— Слушай меня. Слушай внимательно. Вот твоя история. Вы двое просто шли мимо, когда услышали выстрелы. Вы испугались и побежали. Если ты разглядел кого-то из участников перестрелки, опиши их полиции. Но не более того — ни слова. Держись своих показаний, не меняй их. А нам с тобой, — он метнул в сына сердитый взгляд, — предстоит серьезный разговор, и для тебя он будет очень неприятным, обещаю.
Рассел внял этим наставлениям, а потому и полиция, и репортеры посчитали Грегори Эйнсли случайной жертвой бандитской разборки.
Едва ли удивительно, что с той поры Рассел Шелдон навсегда покончил с марихуаной.
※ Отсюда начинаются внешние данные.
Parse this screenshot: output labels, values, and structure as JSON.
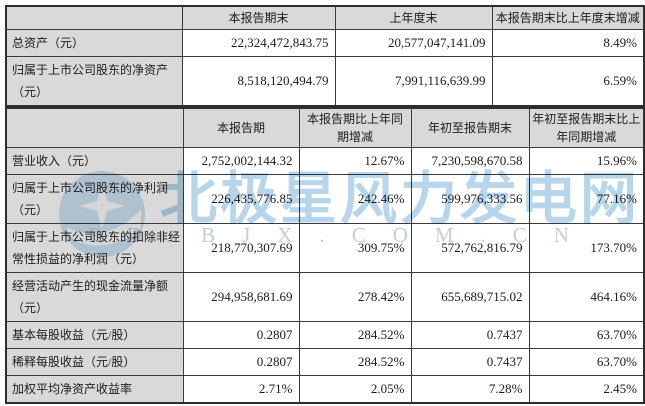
{
  "table_period_end": {
    "headers": [
      "",
      "本报告期末",
      "上年度末",
      "本报告期末比上年度末增减"
    ],
    "rows": [
      {
        "label": "总资产（元）",
        "values": [
          "22,324,472,843.75",
          "20,577,047,141.09",
          "8.49%"
        ]
      },
      {
        "label": "归属于上市公司股东的净资产（元）",
        "values": [
          "8,518,120,494.79",
          "7,991,116,639.99",
          "6.59%"
        ]
      }
    ]
  },
  "table_reporting_period": {
    "headers": [
      "",
      "本报告期",
      "本报告期比上年同期增减",
      "年初至报告期末",
      "年初至报告期末比上年同期增减"
    ],
    "rows": [
      {
        "label": "营业收入（元）",
        "values": [
          "2,752,002,144.32",
          "12.67%",
          "7,230,598,670.58",
          "15.96%"
        ]
      },
      {
        "label": "归属于上市公司股东的净利润（元）",
        "values": [
          "226,435,776.85",
          "242.46%",
          "599,976,333.56",
          "77.16%"
        ]
      },
      {
        "label": "归属于上市公司股东的扣除非经常性损益的净利润（元）",
        "values": [
          "218,770,307.69",
          "309.75%",
          "572,762,816.79",
          "173.70%"
        ]
      },
      {
        "label": "经营活动产生的现金流量净额（元）",
        "values": [
          "294,958,681.69",
          "278.42%",
          "655,689,715.02",
          "464.16%"
        ]
      },
      {
        "label": "基本每股收益（元/股）",
        "values": [
          "0.2807",
          "284.52%",
          "0.7437",
          "63.70%"
        ]
      },
      {
        "label": "稀释每股收益（元/股）",
        "values": [
          "0.2807",
          "284.52%",
          "0.7437",
          "63.70%"
        ]
      },
      {
        "label": "加权平均净资产收益率",
        "values": [
          "2.71%",
          "2.05%",
          "7.28%",
          "2.45%"
        ]
      }
    ]
  },
  "watermark": {
    "brand_text": "北极星风力发电网",
    "domain_text": "FD.BJX.COM.CN",
    "brand_color": "#b7d6ec"
  },
  "colors": {
    "cell_header_bg": "#d9d9d9",
    "table_border": "#3a3a3a",
    "page_bg": "#ffffff"
  }
}
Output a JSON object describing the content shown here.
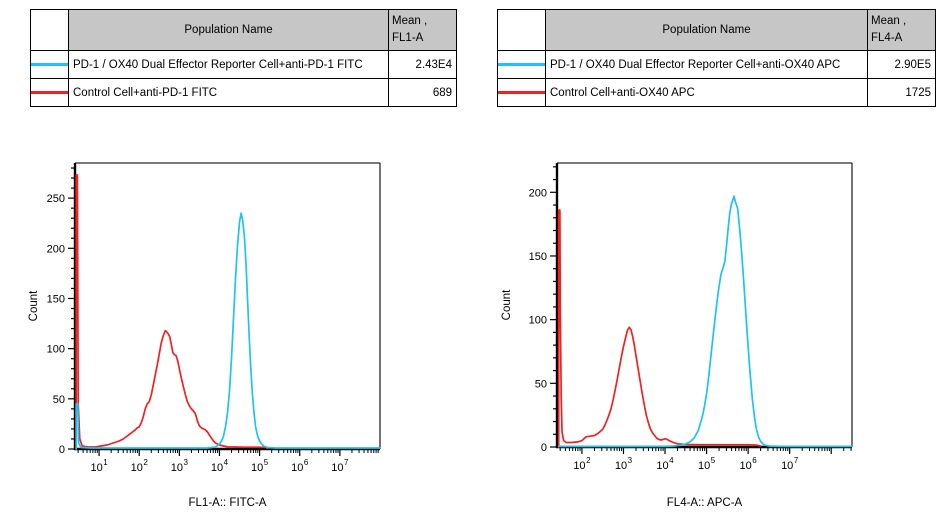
{
  "colors": {
    "reporter_series": "#1ec3f3",
    "control_series": "#f22020",
    "table_header_bg": "#c6c6c6",
    "axis": "#000000",
    "frame": "#2a2a2a"
  },
  "tables": [
    {
      "header": {
        "population": "Population Name",
        "mean_line1": "Mean ,",
        "mean_line2": "FL1-A"
      },
      "rows": [
        {
          "color": "#1ec3f3",
          "name": "PD-1 / OX40 Dual Effector Reporter Cell+anti-PD-1 FITC",
          "mean": "2.43E4"
        },
        {
          "color": "#f22020",
          "name": "Control Cell+anti-PD-1 FITC",
          "mean": "689"
        }
      ]
    },
    {
      "header": {
        "population": "Population Name",
        "mean_line1": "Mean ,",
        "mean_line2": "FL4-A"
      },
      "rows": [
        {
          "color": "#1ec3f3",
          "name": "PD-1 / OX40 Dual Effector Reporter Cell+anti-OX40 APC",
          "mean": "2.90E5"
        },
        {
          "color": "#f22020",
          "name": "Control Cell+anti-OX40 APC",
          "mean": "1725"
        }
      ]
    }
  ],
  "chart_data": [
    {
      "type": "line",
      "subtype": "flow-cytometry-histogram",
      "xlabel": "FL1-A:: FITC-A",
      "ylabel": "Count",
      "xscale": "log10",
      "xlim_log10": [
        0.4,
        8.0
      ],
      "ylim": [
        0,
        285
      ],
      "x_decade_labels": [
        1,
        2,
        3,
        4,
        5,
        6,
        7
      ],
      "yticks": [
        0,
        50,
        100,
        150,
        200,
        250
      ],
      "y_minor_step": 10,
      "grid": false,
      "legend": "table-above",
      "series": [
        {
          "name": "Control Cell+anti-PD-1 FITC",
          "color": "#f22020",
          "peak_log10x": 2.65,
          "peak_count": 118,
          "points_log10x_count": [
            [
              0.43,
              0
            ],
            [
              0.43,
              273
            ],
            [
              0.46,
              273
            ],
            [
              0.48,
              45
            ],
            [
              0.52,
              10
            ],
            [
              0.58,
              3
            ],
            [
              0.72,
              2
            ],
            [
              0.9,
              2
            ],
            [
              1.05,
              3
            ],
            [
              1.2,
              4
            ],
            [
              1.35,
              6
            ],
            [
              1.5,
              8
            ],
            [
              1.6,
              10
            ],
            [
              1.7,
              13
            ],
            [
              1.8,
              16
            ],
            [
              1.9,
              19
            ],
            [
              1.95,
              21
            ],
            [
              2.0,
              22
            ],
            [
              2.05,
              26
            ],
            [
              2.1,
              32
            ],
            [
              2.15,
              40
            ],
            [
              2.2,
              45
            ],
            [
              2.25,
              47
            ],
            [
              2.3,
              54
            ],
            [
              2.35,
              64
            ],
            [
              2.4,
              74
            ],
            [
              2.45,
              84
            ],
            [
              2.5,
              95
            ],
            [
              2.55,
              106
            ],
            [
              2.6,
              113
            ],
            [
              2.65,
              118
            ],
            [
              2.68,
              117
            ],
            [
              2.72,
              115
            ],
            [
              2.76,
              112
            ],
            [
              2.8,
              104
            ],
            [
              2.84,
              96
            ],
            [
              2.88,
              94
            ],
            [
              2.92,
              93
            ],
            [
              2.96,
              88
            ],
            [
              3.0,
              80
            ],
            [
              3.05,
              71
            ],
            [
              3.1,
              62
            ],
            [
              3.15,
              54
            ],
            [
              3.2,
              47
            ],
            [
              3.25,
              43
            ],
            [
              3.3,
              40
            ],
            [
              3.35,
              38
            ],
            [
              3.4,
              35
            ],
            [
              3.45,
              28
            ],
            [
              3.5,
              23
            ],
            [
              3.55,
              21
            ],
            [
              3.6,
              20
            ],
            [
              3.65,
              19
            ],
            [
              3.7,
              17
            ],
            [
              3.75,
              14
            ],
            [
              3.8,
              11
            ],
            [
              3.85,
              8
            ],
            [
              3.9,
              6
            ],
            [
              3.95,
              5
            ],
            [
              4.0,
              4
            ],
            [
              4.1,
              3
            ],
            [
              4.2,
              2.2
            ],
            [
              4.4,
              2
            ],
            [
              4.6,
              1.8
            ],
            [
              4.8,
              1.8
            ],
            [
              5.0,
              1.8
            ],
            [
              5.15,
              1.5
            ],
            [
              5.2,
              0.8
            ]
          ]
        },
        {
          "name": "PD-1 / OX40 Dual Effector Reporter Cell+anti-PD-1 FITC",
          "color": "#1ec3f3",
          "peak_log10x": 4.54,
          "peak_count": 235,
          "points_log10x_count": [
            [
              0.43,
              0
            ],
            [
              0.43,
              45
            ],
            [
              0.47,
              45
            ],
            [
              0.49,
              6
            ],
            [
              0.55,
              1.5
            ],
            [
              0.8,
              1
            ],
            [
              1.5,
              1
            ],
            [
              2.5,
              1
            ],
            [
              3.4,
              1
            ],
            [
              3.7,
              1
            ],
            [
              3.8,
              1.5
            ],
            [
              3.9,
              2
            ],
            [
              4.0,
              5
            ],
            [
              4.05,
              8
            ],
            [
              4.1,
              13
            ],
            [
              4.15,
              22
            ],
            [
              4.2,
              36
            ],
            [
              4.25,
              58
            ],
            [
              4.3,
              90
            ],
            [
              4.35,
              130
            ],
            [
              4.4,
              170
            ],
            [
              4.45,
              203
            ],
            [
              4.5,
              226
            ],
            [
              4.54,
              235
            ],
            [
              4.58,
              228
            ],
            [
              4.62,
              212
            ],
            [
              4.66,
              185
            ],
            [
              4.7,
              148
            ],
            [
              4.74,
              112
            ],
            [
              4.78,
              80
            ],
            [
              4.82,
              55
            ],
            [
              4.86,
              36
            ],
            [
              4.9,
              22
            ],
            [
              4.95,
              13
            ],
            [
              5.0,
              8
            ],
            [
              5.05,
              5
            ],
            [
              5.1,
              3
            ],
            [
              5.2,
              1.5
            ],
            [
              5.4,
              1
            ],
            [
              6.0,
              1
            ],
            [
              7.0,
              1
            ],
            [
              8.0,
              1
            ]
          ]
        }
      ]
    },
    {
      "type": "line",
      "subtype": "flow-cytometry-histogram",
      "xlabel": "FL4-A:: APC-A",
      "ylabel": "Count",
      "xscale": "log10",
      "xlim_log10": [
        1.4,
        8.5
      ],
      "ylim": [
        0,
        223
      ],
      "x_decade_labels": [
        2,
        3,
        4,
        5,
        6,
        7
      ],
      "yticks": [
        0,
        50,
        100,
        150,
        200
      ],
      "y_minor_step": 10,
      "grid": false,
      "legend": "table-above",
      "series": [
        {
          "name": "Control Cell+anti-OX40 APC",
          "color": "#f22020",
          "peak_log10x": 3.14,
          "peak_count": 94,
          "points_log10x_count": [
            [
              1.44,
              0
            ],
            [
              1.44,
              186
            ],
            [
              1.47,
              186
            ],
            [
              1.48,
              105
            ],
            [
              1.5,
              40
            ],
            [
              1.52,
              12
            ],
            [
              1.56,
              5
            ],
            [
              1.62,
              3.5
            ],
            [
              1.75,
              3.5
            ],
            [
              1.9,
              4
            ],
            [
              2.0,
              5
            ],
            [
              2.05,
              6.5
            ],
            [
              2.1,
              8
            ],
            [
              2.2,
              8.5
            ],
            [
              2.3,
              9
            ],
            [
              2.4,
              11
            ],
            [
              2.5,
              14
            ],
            [
              2.55,
              17
            ],
            [
              2.6,
              21
            ],
            [
              2.65,
              25
            ],
            [
              2.7,
              30
            ],
            [
              2.75,
              37
            ],
            [
              2.8,
              45
            ],
            [
              2.85,
              53
            ],
            [
              2.9,
              62
            ],
            [
              2.95,
              71
            ],
            [
              3.0,
              79
            ],
            [
              3.05,
              86
            ],
            [
              3.1,
              92
            ],
            [
              3.14,
              94
            ],
            [
              3.18,
              92
            ],
            [
              3.22,
              87
            ],
            [
              3.26,
              80
            ],
            [
              3.3,
              72
            ],
            [
              3.35,
              62
            ],
            [
              3.4,
              52
            ],
            [
              3.45,
              42
            ],
            [
              3.5,
              33
            ],
            [
              3.55,
              25
            ],
            [
              3.6,
              19
            ],
            [
              3.65,
              14
            ],
            [
              3.7,
              11
            ],
            [
              3.75,
              9
            ],
            [
              3.8,
              7
            ],
            [
              3.85,
              6
            ],
            [
              3.9,
              5.5
            ],
            [
              3.95,
              6
            ],
            [
              4.0,
              6.5
            ],
            [
              4.05,
              6
            ],
            [
              4.1,
              5
            ],
            [
              4.2,
              3.5
            ],
            [
              4.3,
              2.5
            ],
            [
              4.5,
              2
            ],
            [
              4.8,
              1.8
            ],
            [
              5.2,
              1.8
            ],
            [
              5.6,
              1.8
            ],
            [
              6.0,
              1.8
            ],
            [
              6.2,
              1.5
            ],
            [
              6.3,
              0.8
            ]
          ]
        },
        {
          "name": "PD-1 / OX40 Dual Effector Reporter Cell+anti-OX40 APC",
          "color": "#1ec3f3",
          "peak_log10x": 5.66,
          "peak_count": 197,
          "points_log10x_count": [
            [
              1.44,
              0.5
            ],
            [
              2.0,
              0.5
            ],
            [
              3.0,
              0.5
            ],
            [
              4.0,
              0.5
            ],
            [
              4.2,
              0.8
            ],
            [
              4.4,
              1.5
            ],
            [
              4.5,
              2.5
            ],
            [
              4.6,
              4
            ],
            [
              4.7,
              7
            ],
            [
              4.8,
              13
            ],
            [
              4.9,
              24
            ],
            [
              4.95,
              32
            ],
            [
              5.0,
              42
            ],
            [
              5.05,
              55
            ],
            [
              5.1,
              70
            ],
            [
              5.15,
              85
            ],
            [
              5.2,
              100
            ],
            [
              5.25,
              114
            ],
            [
              5.3,
              126
            ],
            [
              5.35,
              136
            ],
            [
              5.4,
              141
            ],
            [
              5.44,
              146
            ],
            [
              5.48,
              158
            ],
            [
              5.52,
              172
            ],
            [
              5.56,
              184
            ],
            [
              5.6,
              191
            ],
            [
              5.63,
              194
            ],
            [
              5.66,
              197
            ],
            [
              5.69,
              193
            ],
            [
              5.72,
              190
            ],
            [
              5.75,
              187
            ],
            [
              5.8,
              170
            ],
            [
              5.85,
              150
            ],
            [
              5.9,
              127
            ],
            [
              5.95,
              103
            ],
            [
              6.0,
              79
            ],
            [
              6.05,
              57
            ],
            [
              6.1,
              38
            ],
            [
              6.15,
              24
            ],
            [
              6.2,
              14
            ],
            [
              6.25,
              8
            ],
            [
              6.3,
              4.5
            ],
            [
              6.35,
              2.5
            ],
            [
              6.4,
              1.5
            ],
            [
              6.5,
              0.8
            ],
            [
              6.8,
              0.5
            ],
            [
              7.5,
              0.5
            ],
            [
              8.5,
              0.5
            ]
          ]
        }
      ]
    }
  ]
}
Своей тайной он поделился только с Малколмом, который и сам догадывался, что произошло в действительности. Этот общий секрет, горе и чувство вины еще более сблизили двух подростков. Их дружбе суждено было длиться многие годы.
Для Виктории Эйнсли смерть Грегори стала тяжелым ударом. Однако придуманная Кермитом Шелдоном простенькая легенда о невиновности Грегори и ее собственная религиозность послужили ей некоторым утешением в горе. “Он был таким чудным ребенком, что Бог призвал его к себе, — говорила она знакомым. А кто я такая, чтобы подвергать сомнению Промысел Божий?”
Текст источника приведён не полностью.